The Project which consists of the Out-Patient Department (OPD), consulting room, delivery room, storeroom, Sluice room, and a semidetached residential facility cost the donor about $70,000 (GH¢ 426,565.29). Using this cost as a standard, no one needs to be an achturial scientist to know that the cathedral’s $350 million can build about 6,523 CHPS compounds all over the country.
Again, on the 24th of November 2021, Cal Bank PLC, according to media reports, commissioned a 3-unit classroom block for the Hodze-ve Junior High School in the Volta Region. The project which cost the prestigious financial institution about GH¢ 70,000 comes with a fully furnished computer laboratory and is set to benefit the Hodze -Ve Junior High School and its surrounding communities. Here too, the Cathedrals $350 million, can model and construct about 39,750 of these 3-unit classroom blocks for the benefit of Ghanaians.

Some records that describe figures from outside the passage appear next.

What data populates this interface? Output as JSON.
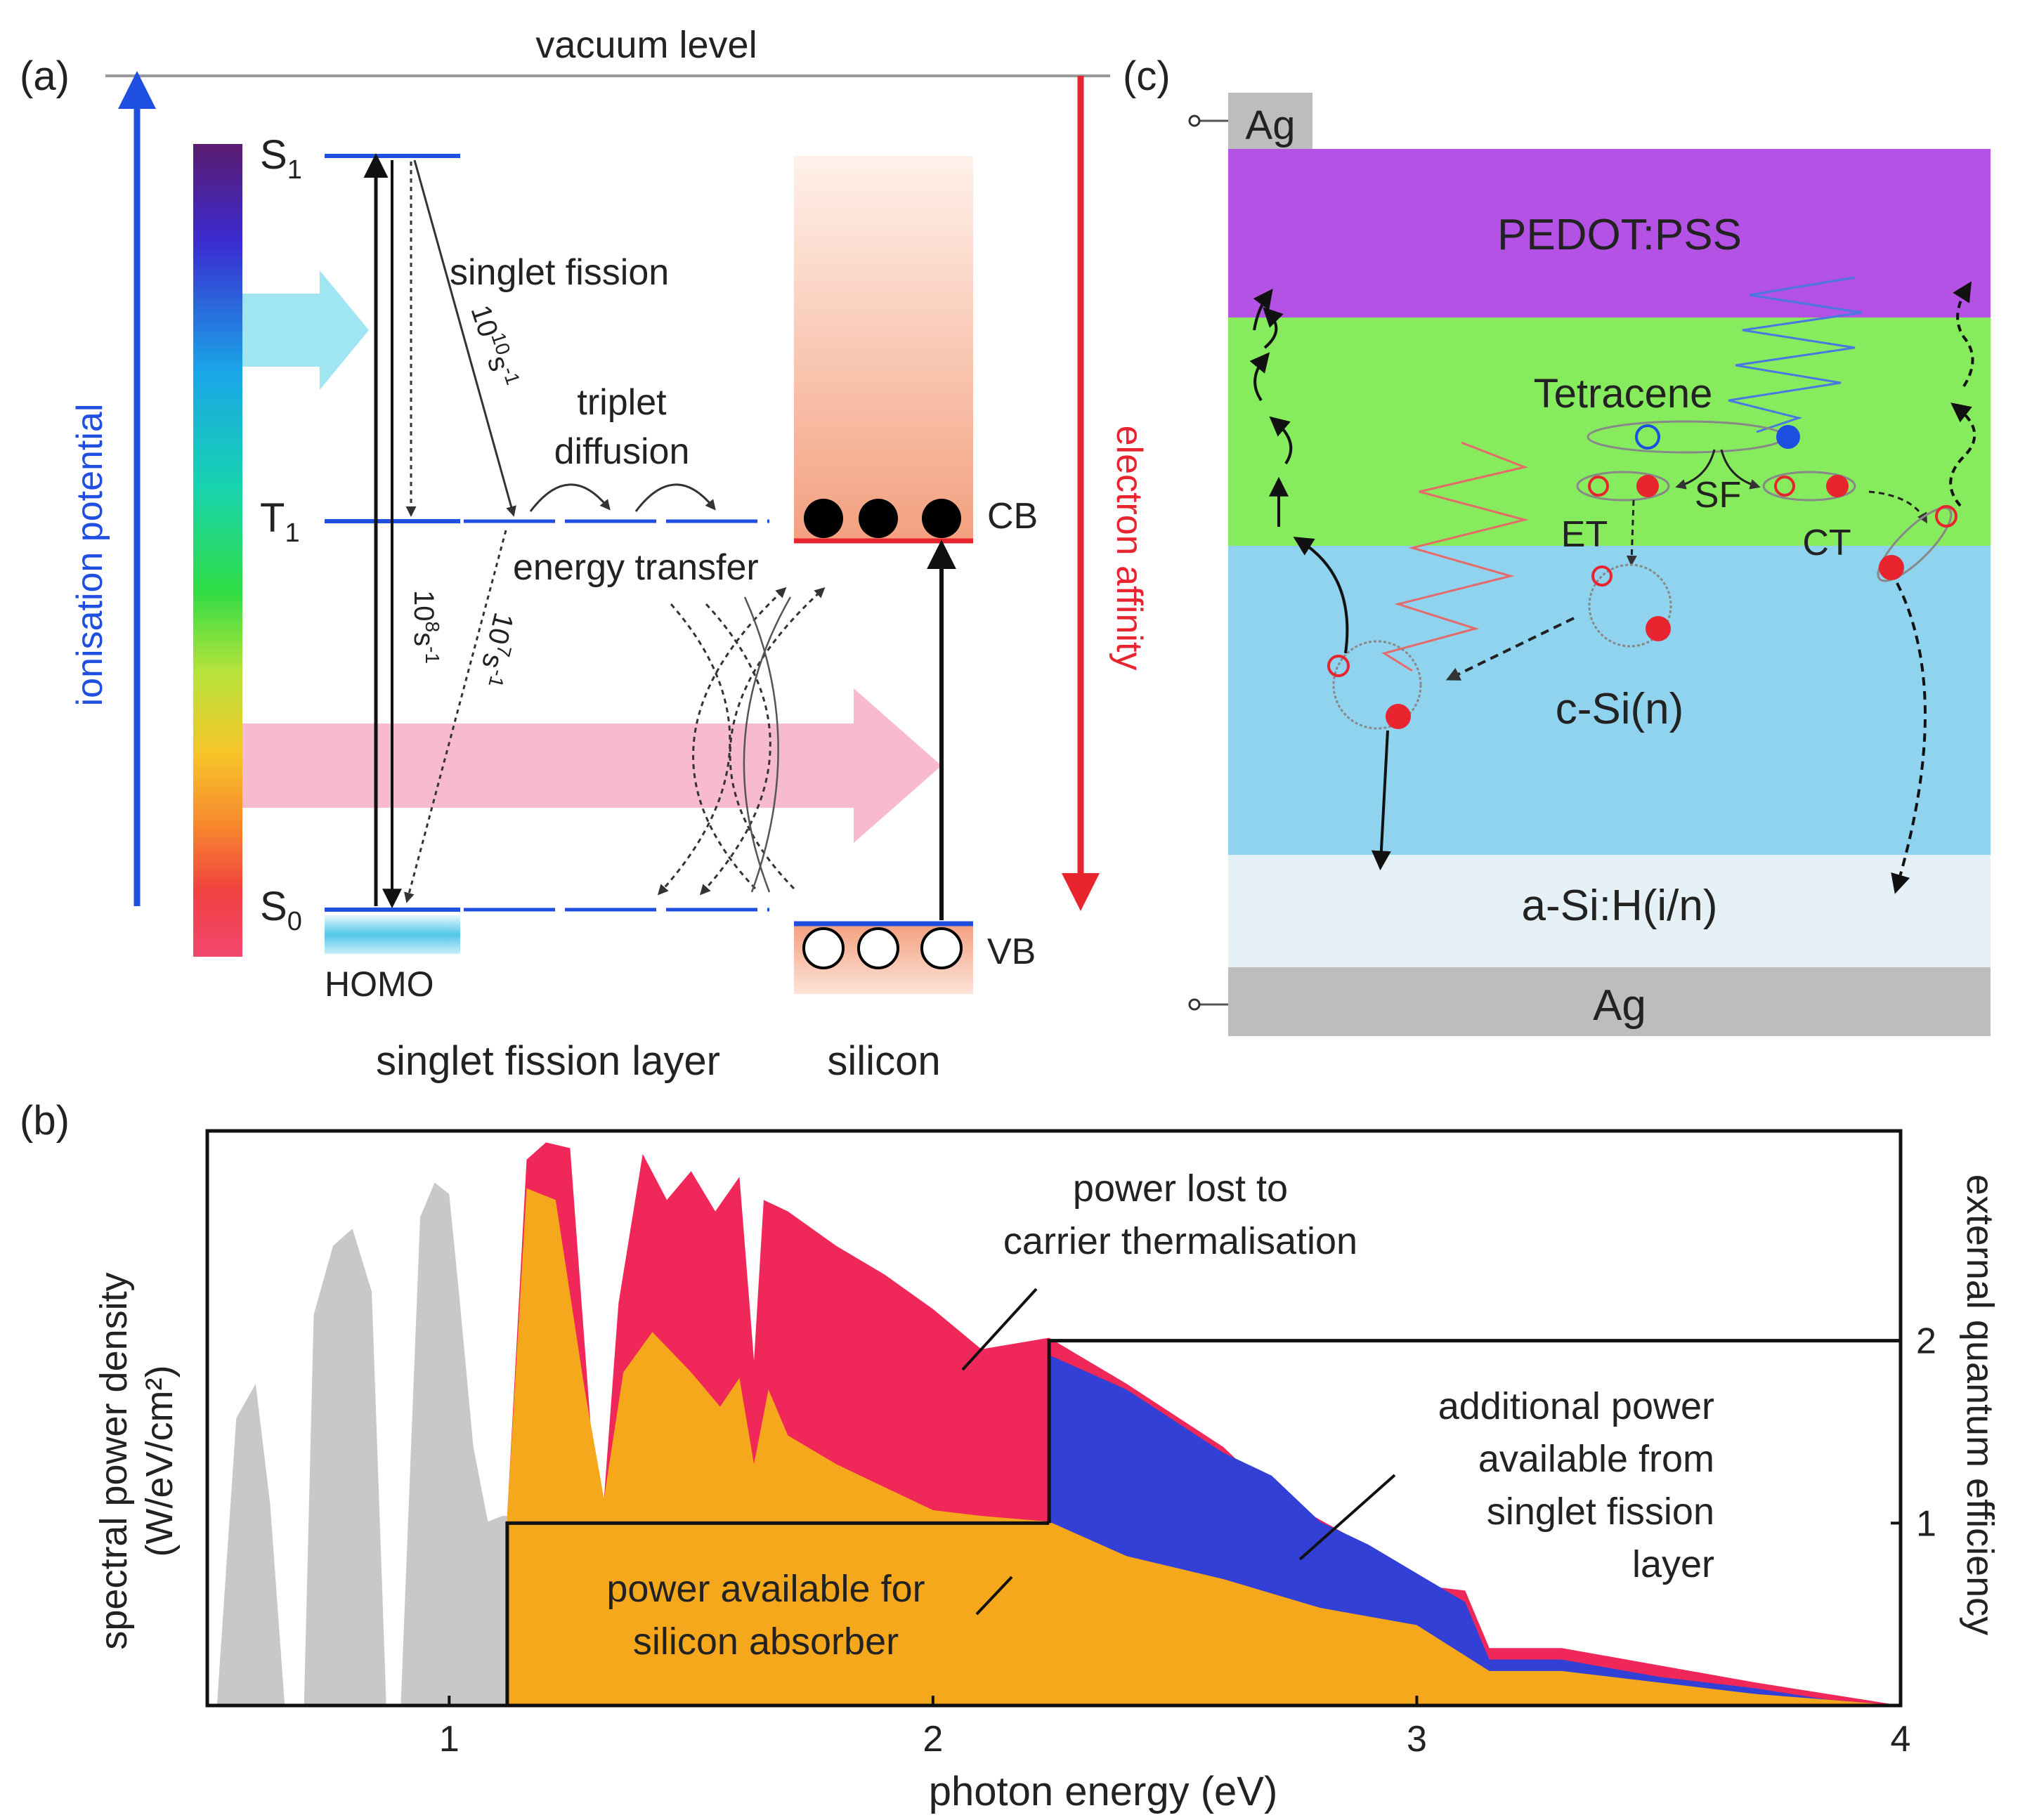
{
  "colors": {
    "blue": "#1f4fe0",
    "red": "#e8242f",
    "gray": "#c8c8c8",
    "orange": "#f5a81c",
    "crimson": "#f0285a",
    "indigo": "#3340d6",
    "pedot": "#b452e6",
    "tetracene": "#86ec5e",
    "csi": "#8fd3ef",
    "asih": "#e5f1f7",
    "ag": "#bdbdbd",
    "pink_arrow": "#f7b6cc",
    "cyan_arrow": "#9fe6f2"
  },
  "panel_a": {
    "label": "(a)",
    "vacuum_level": "vacuum level",
    "ionisation_potential": "ionisation potential",
    "electron_affinity": "electron affinity",
    "s1": "S",
    "s1_sub": "1",
    "t1": "T",
    "t1_sub": "1",
    "s0": "S",
    "s0_sub": "0",
    "homo": "HOMO",
    "singlet_fission": "singlet fission",
    "rate_sf": "10",
    "rate_sf_exp": "10",
    "rate_sf_unit": "s",
    "rate_sf_unit_exp": "-1",
    "triplet": "triplet",
    "diffusion": "diffusion",
    "energy_transfer": "energy transfer",
    "rate_s1": "10",
    "rate_s1_exp": "8",
    "rate_s1_unit": "s",
    "rate_s1_unit_exp": "-1",
    "rate_t1": "10",
    "rate_t1_exp": "7",
    "rate_t1_unit": "s",
    "rate_t1_unit_exp": "-1",
    "cb": "CB",
    "vb": "VB",
    "layer_label": "singlet fission layer",
    "silicon_label": "silicon"
  },
  "panel_b": {
    "label": "(b)",
    "ylabel_left_1": "spectral power density",
    "ylabel_left_2": "(W/eV/cm²)",
    "ylabel_right": "external quantum efficiency",
    "xlabel": "photon energy (eV)",
    "x_ticks": [
      "1",
      "2",
      "3",
      "4"
    ],
    "y_right_ticks": [
      "1",
      "2"
    ],
    "annotation_thermal_1": "power lost to",
    "annotation_thermal_2": "carrier thermalisation",
    "annotation_additional_1": "additional power",
    "annotation_additional_2": "available from",
    "annotation_additional_3": "singlet fission",
    "annotation_additional_4": "layer",
    "annotation_silicon_1": "power available for",
    "annotation_silicon_2": "silicon absorber"
  },
  "panel_c": {
    "label": "(c)",
    "ag_top": "Ag",
    "pedot": "PEDOT:PSS",
    "tetracene": "Tetracene",
    "sf": "SF",
    "et": "ET",
    "ct": "CT",
    "csi": "c-Si(n)",
    "asih": "a-Si:H(i/n)",
    "ag_bottom": "Ag"
  },
  "chart_data": {
    "type": "area",
    "title": "",
    "xlabel": "photon energy (eV)",
    "ylabel": "spectral power density (W/eV/cm²)",
    "ylabel_right": "external quantum efficiency",
    "xlim": [
      0.5,
      4.0
    ],
    "ylim": [
      0,
      1.0
    ],
    "ylim_right": [
      0,
      3.15
    ],
    "x_ticks": [
      1,
      2,
      3,
      4
    ],
    "y_right_ticks": [
      1,
      2
    ],
    "silicon_bandgap_eV": 1.12,
    "tetracene_singlet_eV": 2.24,
    "series": [
      {
        "name": "solar spectrum below silicon bandgap (unused)",
        "color": "gray",
        "x": [
          0.52,
          0.56,
          0.6,
          0.63,
          0.66,
          0.7,
          0.72,
          0.76,
          0.8,
          0.84,
          0.87,
          0.9,
          0.94,
          0.97,
          1.0,
          1.02,
          1.05,
          1.08,
          1.11,
          1.12
        ],
        "values": [
          0.0,
          0.5,
          0.56,
          0.35,
          0.0,
          0.0,
          0.68,
          0.8,
          0.83,
          0.72,
          0.0,
          0.0,
          0.85,
          0.91,
          0.89,
          0.72,
          0.45,
          0.32,
          0.33,
          0.33
        ]
      },
      {
        "name": "power lost to carrier thermalisation (total spectrum above bandgap)",
        "color": "crimson",
        "x": [
          1.12,
          1.16,
          1.2,
          1.25,
          1.3,
          1.32,
          1.35,
          1.4,
          1.45,
          1.5,
          1.55,
          1.6,
          1.63,
          1.65,
          1.7,
          1.8,
          1.9,
          2.0,
          2.1,
          2.24,
          2.4,
          2.6,
          2.7,
          2.85,
          2.92,
          3.0,
          3.1,
          3.15,
          3.3,
          3.5,
          3.7,
          3.85,
          4.0
        ],
        "values": [
          0.33,
          0.95,
          0.98,
          0.97,
          0.4,
          0.36,
          0.7,
          0.96,
          0.88,
          0.93,
          0.86,
          0.92,
          0.6,
          0.88,
          0.86,
          0.8,
          0.75,
          0.69,
          0.62,
          0.64,
          0.56,
          0.45,
          0.37,
          0.3,
          0.22,
          0.21,
          0.2,
          0.1,
          0.1,
          0.07,
          0.04,
          0.02,
          0.0
        ]
      },
      {
        "name": "additional power available from singlet fission layer",
        "color": "indigo",
        "x": [
          2.24,
          2.4,
          2.6,
          2.7,
          2.8,
          2.9,
          3.0,
          3.1,
          3.15,
          3.3,
          3.5,
          3.7,
          3.85,
          4.0
        ],
        "values": [
          0.61,
          0.55,
          0.44,
          0.4,
          0.32,
          0.28,
          0.23,
          0.18,
          0.08,
          0.08,
          0.05,
          0.03,
          0.01,
          0.0
        ]
      },
      {
        "name": "power available for silicon absorber",
        "color": "orange",
        "x": [
          1.12,
          1.16,
          1.22,
          1.28,
          1.32,
          1.36,
          1.42,
          1.5,
          1.56,
          1.6,
          1.63,
          1.66,
          1.7,
          1.8,
          1.9,
          2.0,
          2.1,
          2.24,
          2.4,
          2.6,
          2.8,
          3.0,
          3.15,
          3.3,
          3.5,
          3.7,
          3.85,
          4.0
        ],
        "values": [
          0.33,
          0.9,
          0.88,
          0.55,
          0.36,
          0.58,
          0.65,
          0.58,
          0.52,
          0.57,
          0.42,
          0.55,
          0.47,
          0.42,
          0.38,
          0.34,
          0.33,
          0.32,
          0.26,
          0.22,
          0.17,
          0.14,
          0.06,
          0.06,
          0.04,
          0.02,
          0.01,
          0.0
        ]
      }
    ],
    "eqe_silicon_only": {
      "x": [
        1.12,
        2.24
      ],
      "values": [
        1,
        1
      ]
    },
    "eqe_with_singlet_fission": {
      "x": [
        2.24,
        4.0
      ],
      "values": [
        2,
        2
      ]
    }
  }
}
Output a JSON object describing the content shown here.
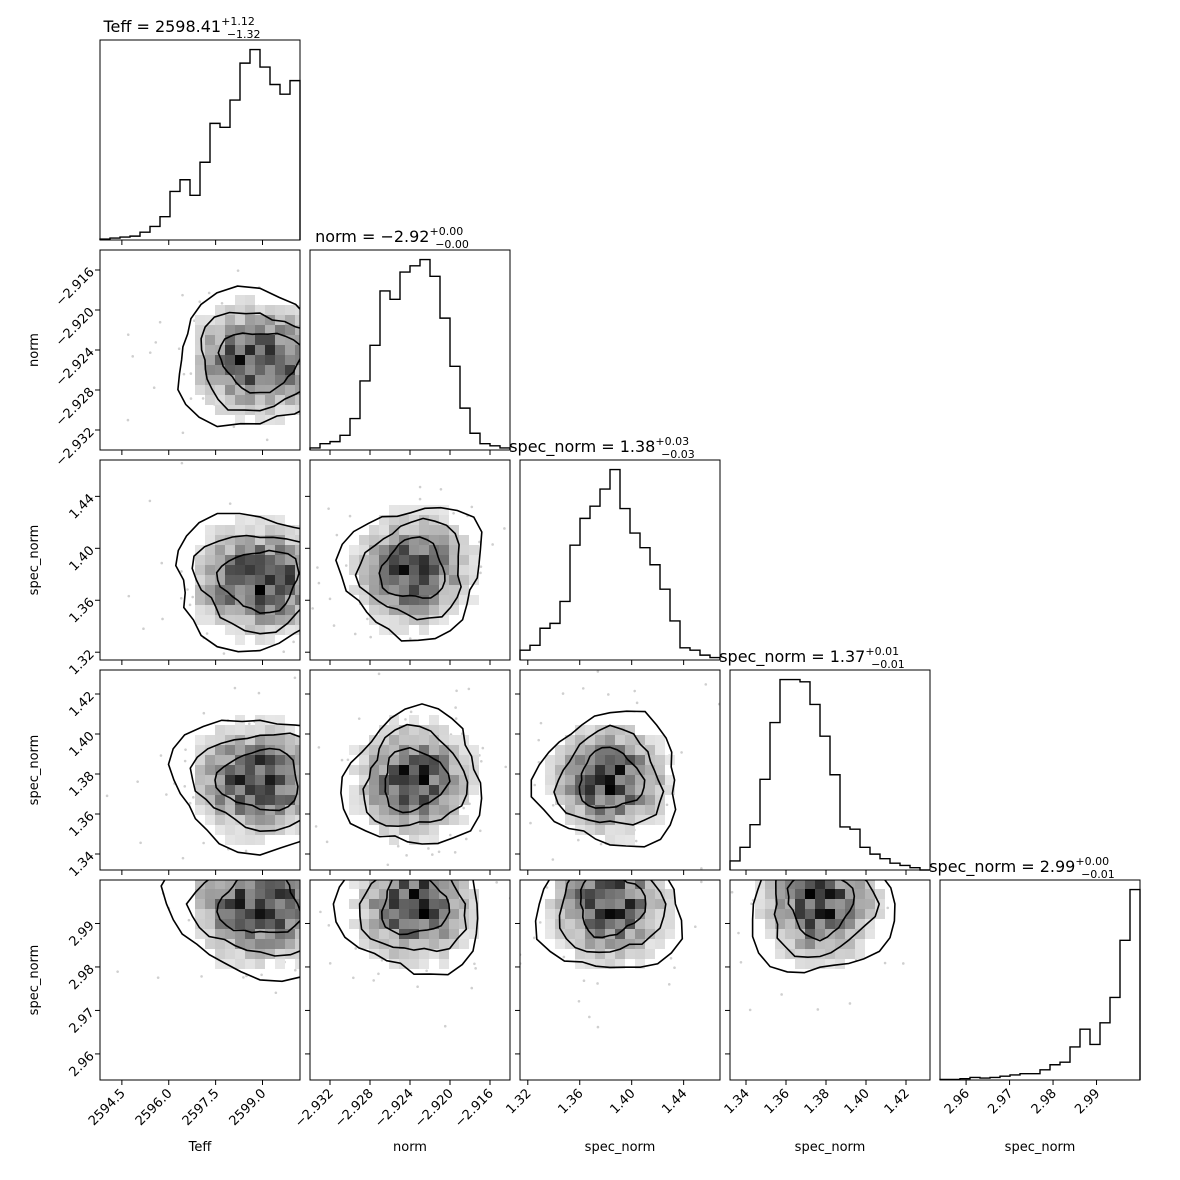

As a young Ghanaian, I am of the opinion that the Government’s investment in our future as a people is paramount to the development of the country. The National Cathedral cannot be a priority as we have an economy that is struggling to revive from the effects of Covid 19 and the Russia-Ukraine war.
We can do better. We should do better. We could be doing better if our government and leadership would make the hard decisions not thinking of cheap political gains but being concerned with the plight of the everyday Ghanaian and being committed to developing this country.